Yes, I was thinking about this the other day, and standard routing algorithms like Dijkstra's aren't easy to use for this optimization problem. For a standard map/route planner, using speeds on each highway as the cost will yield the route with the lowest time. But when charging stops are involved, the charge speed has to be used as the cost, and it's not constant. It's a function of the length of the next paths to the next charger, the type of charger in use, and the battery size. (Note: This implies that the optimal path for a 60 might be different than the optimal path for a 90! )
You will probably have to implement this optimization in two steps:
1. Use Dijkstra's algorithm (or one of several other path-cost optimization algorithms) to find several candidate paths, say the top 10 or 20 that are least time, assuming a constant, fixed charge time at each charger.
2. Once those candidate paths are determined, then individually calculate the actual time for each path, with the exact charging times.
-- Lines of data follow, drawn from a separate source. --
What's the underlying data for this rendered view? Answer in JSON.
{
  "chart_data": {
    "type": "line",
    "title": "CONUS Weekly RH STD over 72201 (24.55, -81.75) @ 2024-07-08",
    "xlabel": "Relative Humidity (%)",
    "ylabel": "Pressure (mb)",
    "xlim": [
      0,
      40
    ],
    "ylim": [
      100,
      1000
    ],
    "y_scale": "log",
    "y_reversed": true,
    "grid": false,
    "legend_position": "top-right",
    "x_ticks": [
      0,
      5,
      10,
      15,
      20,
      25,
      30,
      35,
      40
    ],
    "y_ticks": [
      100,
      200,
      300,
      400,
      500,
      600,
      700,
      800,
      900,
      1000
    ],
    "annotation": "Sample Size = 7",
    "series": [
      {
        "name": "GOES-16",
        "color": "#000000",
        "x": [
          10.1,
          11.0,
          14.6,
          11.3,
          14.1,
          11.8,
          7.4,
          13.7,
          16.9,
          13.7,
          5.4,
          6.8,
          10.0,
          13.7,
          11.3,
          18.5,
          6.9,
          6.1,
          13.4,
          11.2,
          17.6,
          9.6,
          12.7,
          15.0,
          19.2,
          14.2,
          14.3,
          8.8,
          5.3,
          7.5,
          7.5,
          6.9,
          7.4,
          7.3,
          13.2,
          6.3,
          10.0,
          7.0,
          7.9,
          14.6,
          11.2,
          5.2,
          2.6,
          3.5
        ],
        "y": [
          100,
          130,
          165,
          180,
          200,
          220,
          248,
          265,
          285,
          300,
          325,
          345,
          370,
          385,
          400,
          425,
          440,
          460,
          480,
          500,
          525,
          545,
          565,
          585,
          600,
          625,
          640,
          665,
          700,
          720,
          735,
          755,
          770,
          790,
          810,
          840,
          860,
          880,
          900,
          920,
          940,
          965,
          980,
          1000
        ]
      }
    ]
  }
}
Re-sort the candidate paths by total time to find the optimal path.
This becomes even more complicated if you at some point want to consider monetary costs for charging. e.g. 400 kWh free at superchargers, then after that $0.xx per kWh, vs. $0.yy per kWh at Chademos in the QQQ network, $0.zz per kWh at Chademos in RRR network, etc.
Then you have two separate optimization goals: total trip time vs. total trip monetary cost. For this, you'll have to run the algorithms multiple times, once using charge speed in part #2 above (finds total trip time optimal path), and again using charge $ cost in part #2 above (finds total trip monetary cost). Now you can give the user several choices, such as shortest trip time for a selected $ ceiling (e.g. give me the shortest time path for less than $100 cost). Or lowest cost for a time ceiling (e.g. lowest cost for a path that takes no more than 8 hours).